Having recently attended a funeral for a good friend of mine, I was reminded of the problems a death can create, aside from the actual act of dying. It appeared that, although he had organised a funeral plan, he had not made it clear where his Will was. Even if the Will was found, most Wills are written to distribute unspecified assets. An heir needs to know what assets there are before claiming anything. A draw full of files might appear organised but much of the content may be out of date or even completely irrelevant.
Who is the household´s financial controller?
In my experience, when dealing with couples, one party, normally the husband, deals with all things financial. This has resulted in many widows having a hard time with finances on the death of the husband. The thought of picking a phone up to contact their bank is daunting enough. Forgetting one of the six security questions is fatal. Logging into the online banking system is totally out of the question, even if they knew what the user ID and password were.
What can you do?
It is a really good idea to make a list, with company name and reference number, of all the bank accounts, insurance policies, investments (insurance bonds/unit trusts/shares), premium bonds, and anything else which would make life easier for those looking after your affairs on your demise. Here is a link which illustrates just how much information could be required. Are you confident someone will easily be able to put all of this together?
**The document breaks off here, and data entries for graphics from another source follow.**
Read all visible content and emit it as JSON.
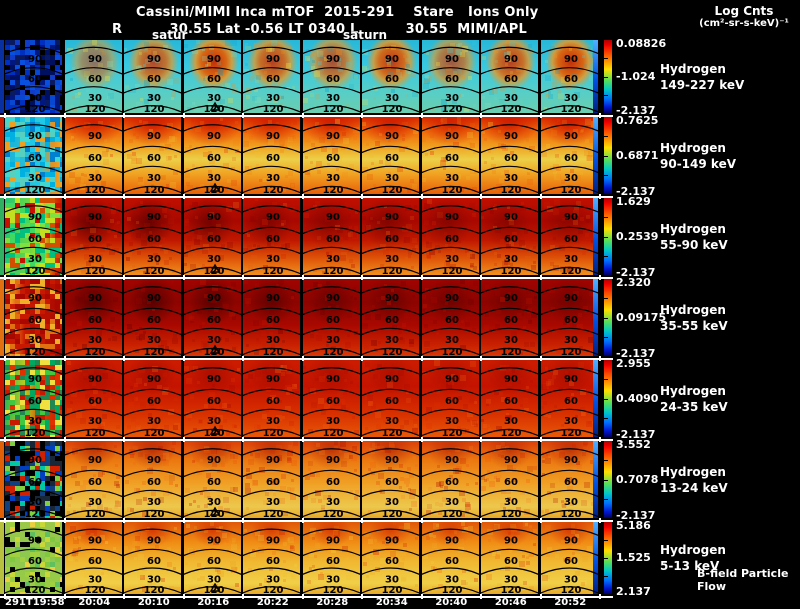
{
  "header": {
    "title": "Cassini/MIMI Inca mTOF  2015-291    Stare   Ions Only",
    "subtitle": "R          30.55 Lat -0.56 LT 0340 L          30.55  MIMI/APL",
    "units_line1": "Log Cnts",
    "units_line2": "(cm²-sr-s-keV)⁻¹"
  },
  "annotations": {
    "saturn_partial": "satur",
    "saturn_full": "saturn",
    "bfield_flow": "B-field Particle Flow",
    "marker": "▵"
  },
  "contour_labels": [
    "90",
    "60",
    "30",
    "120"
  ],
  "rows": [
    {
      "species": "Hydrogen",
      "energy": "149-227 keV",
      "cb_top": "0.08826",
      "cb_mid": "-1.024",
      "cb_bot": "-2.137"
    },
    {
      "species": "Hydrogen",
      "energy": "90-149 keV",
      "cb_top": "0.7625",
      "cb_mid": "0.6871",
      "cb_bot": "-2.137"
    },
    {
      "species": "Hydrogen",
      "energy": "55-90 keV",
      "cb_top": "1.629",
      "cb_mid": "0.2539",
      "cb_bot": "-2.137"
    },
    {
      "species": "Hydrogen",
      "energy": "35-55 keV",
      "cb_top": "2.320",
      "cb_mid": "0.09175",
      "cb_bot": "-2.137"
    },
    {
      "species": "Hydrogen",
      "energy": "24-35 keV",
      "cb_top": "2.955",
      "cb_mid": "0.4090",
      "cb_bot": "-2.137"
    },
    {
      "species": "Hydrogen",
      "energy": "13-24 keV",
      "cb_top": "3.552",
      "cb_mid": "0.7078",
      "cb_bot": "-2.137"
    },
    {
      "species": "Hydrogen",
      "energy": "5-13 keV",
      "cb_top": "5.186",
      "cb_mid": "1.525",
      "cb_bot": "2.137"
    }
  ],
  "time_axis": [
    "291T19:58",
    "20:04",
    "20:10",
    "20:16",
    "20:22",
    "20:28",
    "20:34",
    "20:40",
    "20:46",
    "20:52"
  ],
  "colors": {
    "background": "#000000",
    "text": "#ffffff",
    "contour": "#000000",
    "colorbar_top": "#b00000",
    "colorbar_bottom": "#000060"
  },
  "chart_data": {
    "type": "heatmap",
    "title": "Cassini/MIMI Inca mTOF 2015-291 Stare Ions Only",
    "subtitle": "R 30.55 Lat -0.56 LT 0340 L 30.55 MIMI/APL",
    "colorbar_label": "Log Cnts (cm²-sr-s-keV)⁻¹",
    "grid": {
      "rows": 7,
      "cols": 10
    },
    "x_ticks": [
      "291T19:58",
      "20:04",
      "20:10",
      "20:16",
      "20:22",
      "20:28",
      "20:34",
      "20:40",
      "20:46",
      "20:52"
    ],
    "contour_angles_deg": [
      30,
      60,
      90,
      120
    ],
    "channels": [
      {
        "label": "Hydrogen 149-227 keV",
        "scale_top": 0.08826,
        "scale_mid": -1.024,
        "scale_bot": -2.137
      },
      {
        "label": "Hydrogen 90-149 keV",
        "scale_top": 0.7625,
        "scale_mid": 0.6871,
        "scale_bot": -2.137
      },
      {
        "label": "Hydrogen 55-90 keV",
        "scale_top": 1.629,
        "scale_mid": 0.2539,
        "scale_bot": -2.137
      },
      {
        "label": "Hydrogen 35-55 keV",
        "scale_top": 2.32,
        "scale_mid": 0.09175,
        "scale_bot": -2.137
      },
      {
        "label": "Hydrogen 24-35 keV",
        "scale_top": 2.955,
        "scale_mid": 0.409,
        "scale_bot": -2.137
      },
      {
        "label": "Hydrogen 13-24 keV",
        "scale_top": 3.552,
        "scale_mid": 0.7078,
        "scale_bot": -2.137
      },
      {
        "label": "Hydrogen 5-13 keV",
        "scale_top": 5.186,
        "scale_mid": 1.525,
        "scale_bot": 2.137
      }
    ],
    "legend_position": "right",
    "annotations": [
      "satur",
      "saturn",
      "B-field Particle Flow"
    ]
  }
}
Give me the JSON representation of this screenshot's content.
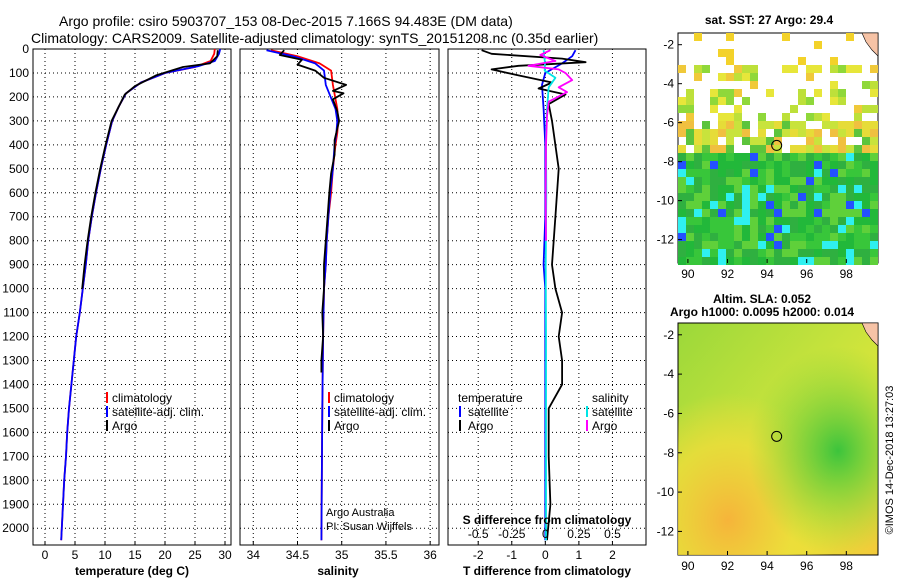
{
  "header": {
    "title_line1": "Argo profile: csiro 5903707_153 08-Dec-2015 7.166S 94.483E (DM data)",
    "title_line2": "Climatology: CARS2009. Satellite-adjusted climatology: synTS_20151208.nc (0.35d earlier)"
  },
  "credit": "©IMOS 14-Dec-2018 13:27:03",
  "colors": {
    "climatology": "#ff0000",
    "satellite": "#0000ff",
    "argo": "#000000",
    "sal_satellite": "#00e5e5",
    "sal_argo": "#ff00ff"
  },
  "chart_data": [
    {
      "id": "temperature",
      "type": "line",
      "xlabel": "temperature (deg C)",
      "ylabel": "",
      "xlim": [
        -2,
        31
      ],
      "ylim": [
        2070,
        0
      ],
      "x_ticks": [
        0,
        5,
        10,
        15,
        20,
        25,
        30
      ],
      "x_tick_labels": [
        "0",
        "5",
        "10",
        "15",
        "20",
        "25",
        "30"
      ],
      "y_ticks": [
        0,
        100,
        200,
        300,
        400,
        500,
        600,
        700,
        800,
        900,
        1000,
        1100,
        1200,
        1300,
        1400,
        1500,
        1600,
        1700,
        1800,
        1900,
        2000
      ],
      "y_tick_labels": [
        "0",
        "100",
        "200",
        "300",
        "400",
        "500",
        "600",
        "700",
        "800",
        "900",
        "1000",
        "1100",
        "1200",
        "1300",
        "1400",
        "1500",
        "1600",
        "1700",
        "1800",
        "1900",
        "2000"
      ],
      "grid": true,
      "legend": {
        "position": "bottom-right",
        "entries": [
          "climatology",
          "satellite-adj. clim.",
          "Argo"
        ]
      },
      "series": [
        {
          "name": "climatology",
          "color": "#ff0000",
          "points": [
            [
              28.3,
              0
            ],
            [
              28.2,
              20
            ],
            [
              27.6,
              50
            ],
            [
              25,
              75
            ],
            [
              20,
              100
            ],
            [
              16,
              140
            ],
            [
              13.5,
              185
            ],
            [
              12.3,
              240
            ],
            [
              11.2,
              300
            ],
            [
              10.2,
              400
            ],
            [
              9.3,
              500
            ],
            [
              8.5,
              600
            ],
            [
              7.8,
              700
            ],
            [
              7.2,
              800
            ],
            [
              6.8,
              900
            ],
            [
              6.3,
              1000
            ],
            [
              5.8,
              1100
            ],
            [
              5.2,
              1200
            ],
            [
              4.8,
              1300
            ],
            [
              4.4,
              1400
            ],
            [
              4,
              1500
            ],
            [
              3.7,
              1600
            ],
            [
              3.5,
              1700
            ],
            [
              3.2,
              1800
            ],
            [
              3,
              1900
            ],
            [
              2.8,
              2000
            ],
            [
              2.7,
              2050
            ]
          ]
        },
        {
          "name": "satellite-adj. clim.",
          "color": "#0000ff",
          "points": [
            [
              29.2,
              0
            ],
            [
              29,
              20
            ],
            [
              28.3,
              50
            ],
            [
              25.5,
              72
            ],
            [
              20,
              100
            ],
            [
              16,
              140
            ],
            [
              13.5,
              185
            ],
            [
              12.3,
              240
            ],
            [
              11.2,
              300
            ],
            [
              10.2,
              400
            ],
            [
              9.3,
              500
            ],
            [
              8.5,
              600
            ],
            [
              7.8,
              700
            ],
            [
              7.2,
              800
            ],
            [
              6.8,
              900
            ],
            [
              6.3,
              1000
            ],
            [
              5.8,
              1100
            ],
            [
              5.2,
              1200
            ],
            [
              4.8,
              1300
            ],
            [
              4.4,
              1400
            ],
            [
              4,
              1500
            ],
            [
              3.7,
              1600
            ],
            [
              3.5,
              1700
            ],
            [
              3.2,
              1800
            ],
            [
              3,
              1900
            ],
            [
              2.8,
              2000
            ],
            [
              2.7,
              2050
            ]
          ]
        },
        {
          "name": "Argo",
          "color": "#000000",
          "points": [
            [
              28.8,
              5
            ],
            [
              28.7,
              30
            ],
            [
              27.5,
              60
            ],
            [
              23,
              75
            ],
            [
              18.5,
              110
            ],
            [
              15,
              155
            ],
            [
              13.3,
              190
            ],
            [
              12.2,
              245
            ],
            [
              11.1,
              300
            ],
            [
              10.1,
              400
            ],
            [
              9.2,
              500
            ],
            [
              8.4,
              600
            ],
            [
              7.7,
              700
            ],
            [
              7.1,
              800
            ],
            [
              6.6,
              900
            ],
            [
              6.2,
              1000
            ]
          ]
        }
      ]
    },
    {
      "id": "salinity",
      "type": "line",
      "xlabel": "salinity",
      "ylabel": "",
      "xlim": [
        33.85,
        36.1
      ],
      "ylim": [
        2070,
        0
      ],
      "x_ticks": [
        34,
        34.5,
        35,
        35.5,
        36
      ],
      "x_tick_labels": [
        "34",
        "34.5",
        "35",
        "35.5",
        "36"
      ],
      "grid": true,
      "legend": {
        "position": "bottom-right",
        "entries": [
          "climatology",
          "satellite-adj. clim.",
          "Argo"
        ]
      },
      "annotation": [
        "Argo Australia",
        "PI: Susan Wijffels"
      ],
      "series": [
        {
          "name": "climatology",
          "color": "#ff0000",
          "points": [
            [
              34.2,
              5
            ],
            [
              34.5,
              30
            ],
            [
              34.75,
              60
            ],
            [
              34.88,
              90
            ],
            [
              34.9,
              150
            ],
            [
              34.95,
              250
            ],
            [
              34.96,
              300
            ],
            [
              34.95,
              350
            ],
            [
              34.93,
              400
            ],
            [
              34.9,
              500
            ],
            [
              34.88,
              600
            ],
            [
              34.85,
              700
            ],
            [
              34.83,
              800
            ],
            [
              34.82,
              900
            ],
            [
              34.8,
              1000
            ],
            [
              34.79,
              1200
            ],
            [
              34.78,
              1500
            ],
            [
              34.77,
              2050
            ]
          ]
        },
        {
          "name": "satellite-adj. clim.",
          "color": "#0000ff",
          "points": [
            [
              34.15,
              5
            ],
            [
              34.45,
              30
            ],
            [
              34.7,
              60
            ],
            [
              34.8,
              90
            ],
            [
              34.82,
              150
            ],
            [
              34.93,
              250
            ],
            [
              34.95,
              300
            ],
            [
              34.94,
              350
            ],
            [
              34.92,
              400
            ],
            [
              34.9,
              500
            ],
            [
              34.87,
              600
            ],
            [
              34.85,
              700
            ],
            [
              34.83,
              800
            ],
            [
              34.82,
              900
            ],
            [
              34.8,
              1000
            ],
            [
              34.79,
              1200
            ],
            [
              34.78,
              1500
            ],
            [
              34.77,
              2050
            ]
          ]
        },
        {
          "name": "Argo",
          "color": "#000000",
          "points": [
            [
              34.35,
              5
            ],
            [
              34.3,
              25
            ],
            [
              34.55,
              45
            ],
            [
              34.5,
              65
            ],
            [
              34.7,
              90
            ],
            [
              34.8,
              120
            ],
            [
              35.05,
              150
            ],
            [
              34.9,
              175
            ],
            [
              35.02,
              185
            ],
            [
              34.9,
              210
            ],
            [
              34.95,
              260
            ],
            [
              34.97,
              300
            ],
            [
              34.92,
              380
            ],
            [
              34.92,
              440
            ],
            [
              34.88,
              520
            ],
            [
              34.86,
              600
            ],
            [
              34.84,
              700
            ],
            [
              34.82,
              800
            ],
            [
              34.8,
              900
            ],
            [
              34.8,
              1000
            ],
            [
              34.78,
              1100
            ],
            [
              34.79,
              1200
            ],
            [
              34.77,
              1300
            ],
            [
              34.77,
              1350
            ]
          ]
        }
      ]
    },
    {
      "id": "differences",
      "type": "line",
      "xlabel": "T difference from climatology",
      "ylabel": "",
      "title_bottom": "S difference from climatology",
      "xlim": [
        -2.9,
        3
      ],
      "ylim": [
        2070,
        0
      ],
      "x_ticks": [
        -2,
        -1,
        0,
        1,
        2
      ],
      "x_tick_labels": [
        "-2",
        "-1",
        "0",
        "1",
        "2"
      ],
      "x2_ticks": [
        -0.5,
        -0.25,
        0,
        0.25,
        0.5
      ],
      "x2_tick_labels": [
        "-0.5",
        "-0.25",
        "0",
        "0.25",
        "0.5"
      ],
      "grid": true,
      "legend_left": {
        "title": "temperature",
        "entries": [
          "satellite",
          "Argo"
        ]
      },
      "legend_right": {
        "title": "salinity",
        "entries": [
          "satellite",
          "Argo"
        ]
      },
      "series": [
        {
          "name": "satellite",
          "group": "temperature",
          "color": "#0000ff",
          "points": [
            [
              0.9,
              5
            ],
            [
              0.8,
              30
            ],
            [
              0.5,
              60
            ],
            [
              0,
              100
            ],
            [
              -0.1,
              150
            ],
            [
              -0.05,
              250
            ],
            [
              0,
              400
            ],
            [
              0,
              700
            ],
            [
              -0.05,
              900
            ],
            [
              0,
              1000
            ],
            [
              0,
              1500
            ],
            [
              0,
              2050
            ]
          ]
        },
        {
          "name": "Argo",
          "group": "temperature",
          "color": "#000000",
          "points": [
            [
              -1.9,
              5
            ],
            [
              -1.6,
              20
            ],
            [
              0.5,
              40
            ],
            [
              1.2,
              55
            ],
            [
              -0.8,
              70
            ],
            [
              -1.6,
              85
            ],
            [
              -0.8,
              110
            ],
            [
              0.2,
              140
            ],
            [
              -0.2,
              165
            ],
            [
              0.6,
              190
            ],
            [
              0.1,
              230
            ],
            [
              0.2,
              300
            ],
            [
              0.4,
              500
            ],
            [
              0.3,
              700
            ],
            [
              0.2,
              900
            ],
            [
              0.3,
              1000
            ],
            [
              0.5,
              1100
            ],
            [
              0.4,
              1200
            ],
            [
              0.5,
              1300
            ],
            [
              0.5,
              1400
            ],
            [
              0.1,
              1500
            ],
            [
              0.1,
              1700
            ],
            [
              0.15,
              1900
            ],
            [
              0.05,
              2050
            ]
          ]
        },
        {
          "name": "satellite",
          "group": "salinity",
          "color": "#00e5e5",
          "points": [
            [
              -0.05,
              5
            ],
            [
              -0.03,
              30
            ],
            [
              -0.01,
              60
            ],
            [
              -0.02,
              90
            ],
            [
              0.3,
              120
            ],
            [
              0.1,
              160
            ],
            [
              0.05,
              250
            ],
            [
              0.02,
              350
            ],
            [
              0.03,
              600
            ],
            [
              0.01,
              900
            ],
            [
              0.02,
              1200
            ],
            [
              0.02,
              1600
            ],
            [
              0.02,
              2050
            ]
          ]
        },
        {
          "name": "Argo",
          "group": "salinity",
          "color": "#ff00ff",
          "points": [
            [
              0.15,
              5
            ],
            [
              -0.15,
              25
            ],
            [
              0.3,
              50
            ],
            [
              -0.5,
              70
            ],
            [
              0.4,
              85
            ],
            [
              0.6,
              100
            ],
            [
              0.8,
              130
            ],
            [
              0.4,
              160
            ],
            [
              0.65,
              180
            ],
            [
              0.1,
              220
            ],
            [
              0.05,
              280
            ],
            [
              0.02,
              400
            ],
            [
              0.01,
              600
            ],
            [
              0.02,
              800
            ]
          ]
        }
      ]
    },
    {
      "id": "sst_map",
      "type": "heatmap",
      "title": "sat. SST: 27 Argo: 29.4",
      "xlim": [
        89.5,
        99.6
      ],
      "ylim": [
        -13.2,
        -1.4
      ],
      "x_ticks": [
        90,
        92,
        94,
        96,
        98
      ],
      "x_tick_labels": [
        "90",
        "92",
        "94",
        "96",
        "98"
      ],
      "y_ticks": [
        -2,
        -4,
        -6,
        -8,
        -10,
        -12
      ],
      "y_tick_labels": [
        "-2",
        "-4",
        "-6",
        "-8",
        "-10",
        "-12"
      ],
      "argo_position": [
        94.483,
        -7.166
      ]
    },
    {
      "id": "sla_map",
      "type": "heatmap",
      "title": "Altim. SLA: 0.052",
      "subtitle": "Argo h1000: 0.0095 h2000: 0.014",
      "xlim": [
        89.5,
        99.6
      ],
      "ylim": [
        -13.2,
        -1.4
      ],
      "x_ticks": [
        90,
        92,
        94,
        96,
        98
      ],
      "x_tick_labels": [
        "90",
        "92",
        "94",
        "96",
        "98"
      ],
      "y_ticks": [
        -2,
        -4,
        -6,
        -8,
        -10,
        -12
      ],
      "y_tick_labels": [
        "-2",
        "-4",
        "-6",
        "-8",
        "-10",
        "-12"
      ],
      "argo_position": [
        94.483,
        -7.166
      ]
    }
  ]
}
Many years ago, I was a “Man from the major UK insurance company”. I still tend to work on the home service principle. Meeting people in their homes has always been more attractive to me as paperwork will often be to hand. There is also the possibility of a cup of tea and a digestive. There have been times when I have found investments that people were unaware of and also helped to cull the collection of paperwork, creating more storage space, and possibly room for a new sofa (from the proceeds of the policy they didn´t know about). Obviously, I do not wish to major in house clearance but I am happy to help people organise their paperwork, review existing investments and pensions, and make life easier for those with the task of dealing with everything later. Hopefully much later.
Fun financial fact
According to several reports, in 2012, in the USA, a 1 cent coin cost 2.4 cents to make. By 2016, the cost had reduced to 1.5 cents. Making cents still does not seem to be making sense.